Asquith's clear-sightedness occasionally fails her: she has a (very English) mistrust of excessive emotional vulnerability, and draws attention to Sonya's self-pity and supposed lack of a sense of humour. On the short story "Whose Guilt Is It?" written by Sonya in reaction to her husband's radioactive The Kreutzer Sonata, Asquith feels it was "fortunate" that this "self-exonerating" response was never published (146). (It has since been both translated and published with Sonya's other short fiction in a new edition by Michael R. Katz). When, shortly after the birth in 1881 of Alyosha, her eleventh baby, Sonya writes despairingly to her sister that "bending over the flushed face of my new baby fourteen times a day, I almost faint from the pain in my breasts", Asquith ripostes unsympathetically, "Why, it may be asked, did she need to nurse her baby fourteen times a day [...]?" (113).
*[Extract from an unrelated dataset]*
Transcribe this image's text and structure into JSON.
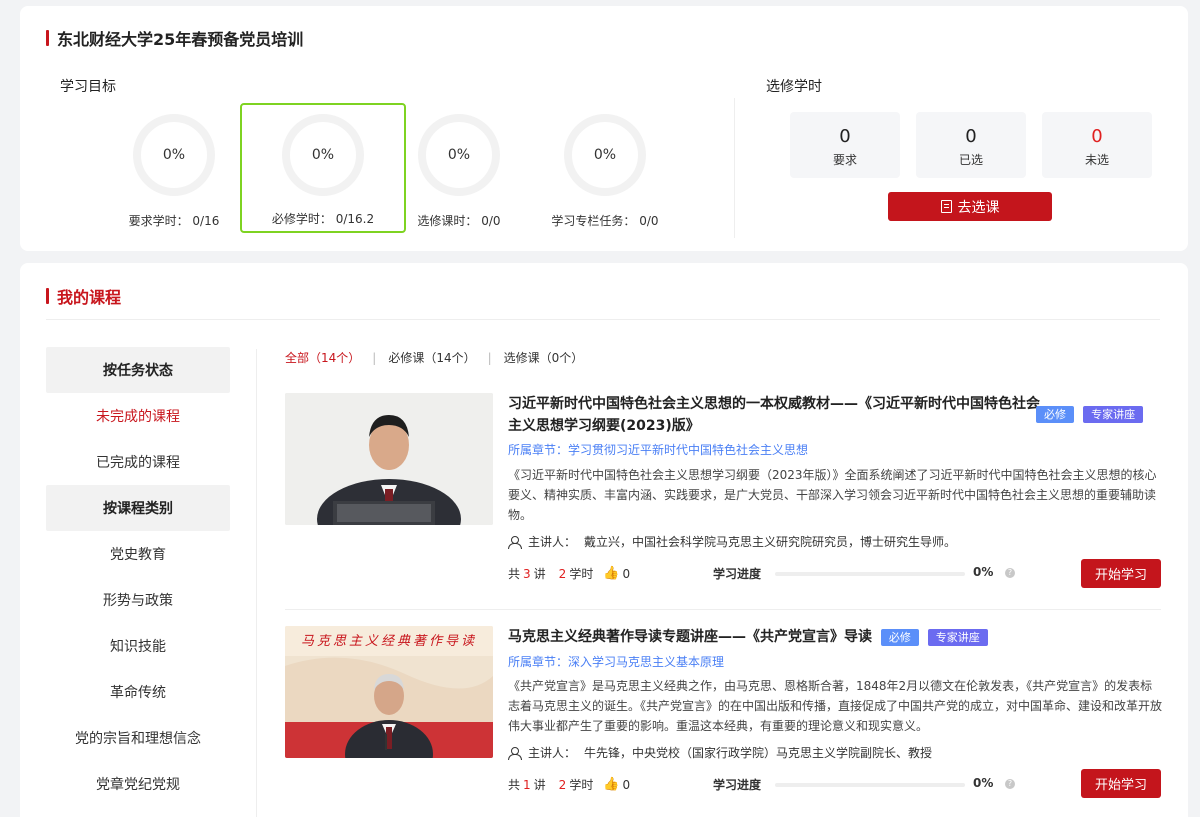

Now I know the answer to that one, and I'm not even a mammal. The incident certainly explains why the breastfeeding of babies became a political football in the Tolstoy family long before the Daily Mail invented the Breastapo. Thankfully, Tolstoy never met Benjamin Spock (whose ideas about feeding infants at set intervals probably influenced Asquith); both men might have spontaneously combusted. All that Biryukov offers on the topic of familial discord at this period of the Tolstoys' lives is a cautious observation that "The strenuous activity of the seventies, his family cares and duties, the question of the education of the children, his successful literary career, his beneficent social work - all these did not fully satisfy Tolstoy" (87). Of course, as a long-time friend of the family, Biryukov would not have wished to embarrass any of them.

Biryukov's book necessarily closes with Tolstoy's death ("With contented, happy thoughts the great teacher of life had passed into eternity [...]. It is our duty to strive with all our strength to realise his ideal of Love and Reason" (155-6)). Asquith also gives surprisingly little space - just one brief chapter - to Sonya's last nine years. Her sources for this part of Sonya's life are limited, although she cites Tolstoy's daughter Sasha for a glimpse of Sonya at table in 1918, consuming a formal meal served by an elderly Yasnaya Polyana manservant with silver plate and a starched tablecloth, although the meal itself consists of boiled beetroot and black bread. Every day, she walked to Tolstoy's grave and she spoke constantly, if silently, with her departed "Leovochka" [sic]. Just before her death, she confessed to Sasha that she felt her bitterness in Tolstoy's final year had "killed" her husband (281). I like to think that this was just one last flicker of the melodramatic instinct that made Sonya such a successful actress at the early, happy Yasnaya Polyana family parties; and that v tom svete - in the other world - Sonya and Lev no longer glower out from plates fixed to opposite sides of a leaf, as they do in Asquith's biography. I hope that they finally fit on the same page, side by side.